El ánimo bajo, el sufrimiento alto y el desconocimiento eterno
Estamos acostumbrados a escuchar eso de que el sufrimiento es parte de la vida, y de que a veces una experiencia dolorosa nos ayuda a ser más fuertes, a invertir en nuestro crecimiento personal. Sin embargo, se nos escapa que existe otro tipo de sufrimiento que nos embarga sin razón aparente, sin un detonante, como un viento frío que nos apaga el ánimo, las ganas y la energía.

El sufrimiento existencial es el gran virus del ser humano actual. No se ve, no se toca, pero causa estragos. Más tarde un manual de diagnóstico pone nombre a lo que nos ocurre y nos convertimos en una etiqueta más, hasta el punto de que muchos profesionales de la salud pecan en exceso del modelo científico. Se les olvida que cada paciente depresivo es único, con unas características clínicas propias, con una historia propia, y que a veces una misma estrategia no sirve para todos.

Por otro lado, un problema más que encontramos a la hora de abordar la depresión, es que en muchos países sigue sin existir un protocolo adecuado. Generalmente son los médicos de atención primaria los que diagnostican y tratan con fármacos. Si el paciente no mejora se le deriva a psiquiatría. Todo ello nos demuestra una vez más que los problemas de salud mental no están suficientemente reconocidos, a pesar de que la evidencia está ahí: 1 de cada 6 personas sufrirá depresión en algún momento de su vida.
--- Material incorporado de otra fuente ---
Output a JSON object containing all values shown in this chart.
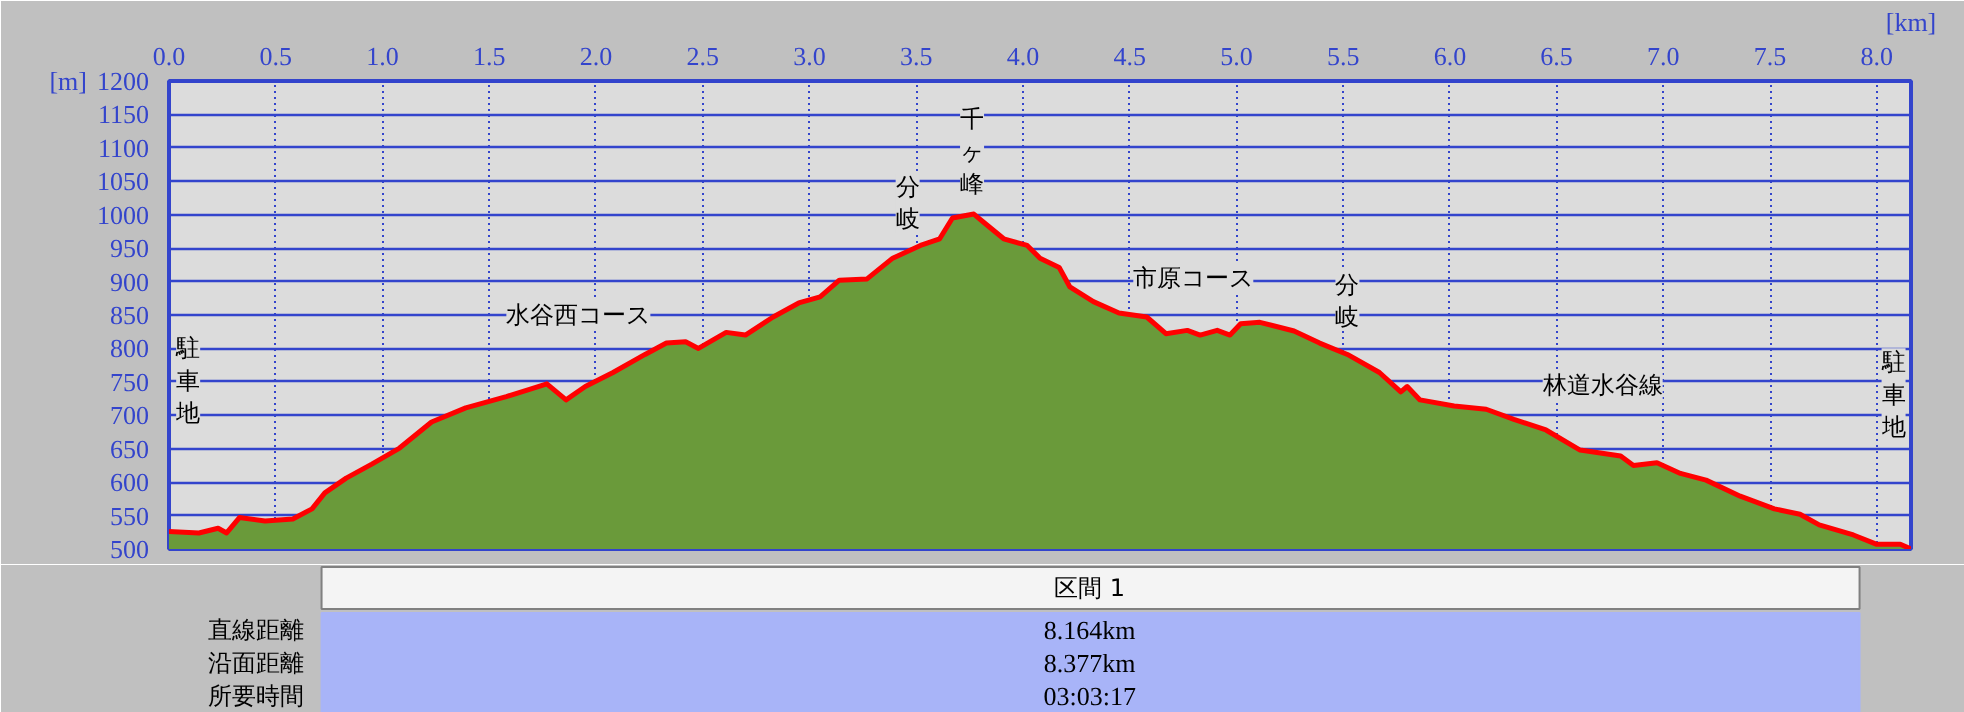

Asimismo, al abordaje a veces deficiente del sistema médico en este tipo de enfermedades, se le añade el estigma social antes citado. De hecho, hay un dato curioso que nos explican en el artículo de la revista “Psychology Today” y que nos invita sin duda a una profunda reflexión.
Si a la población de una ciudad determinada se le explica que la depresión se debe, “en exclusiva”, a causas neurobiológicas hay una mayor aceptación. Es más, aumentarán las visitas al psicólogo o psiquiatra porque uno mismo deja de atribuirse esa “supuesta” debilidad, esa falta de coraje por haberse dejado avasallar por el desánimo y el sufrimiento.

Lamentablemente, tal y como podemos ver, seguimos arraigados en ese subsuelo del desconocimiento, ahí donde determinadas enfermedades siguen siendo sinónimo de locura, de debilidad o de un defecto que esconder. Es momento de normalizar, de entender y ante todo de reflexionar sobre esas otras dolencias que no llevan escayola, que no requieren puntos de sutura ni un gotero cada 6 horas.

Dejemos de infravalorar el sufrimiento y aprendamos a entenderlo, a ser agentes activos y, ante todo, cercanos.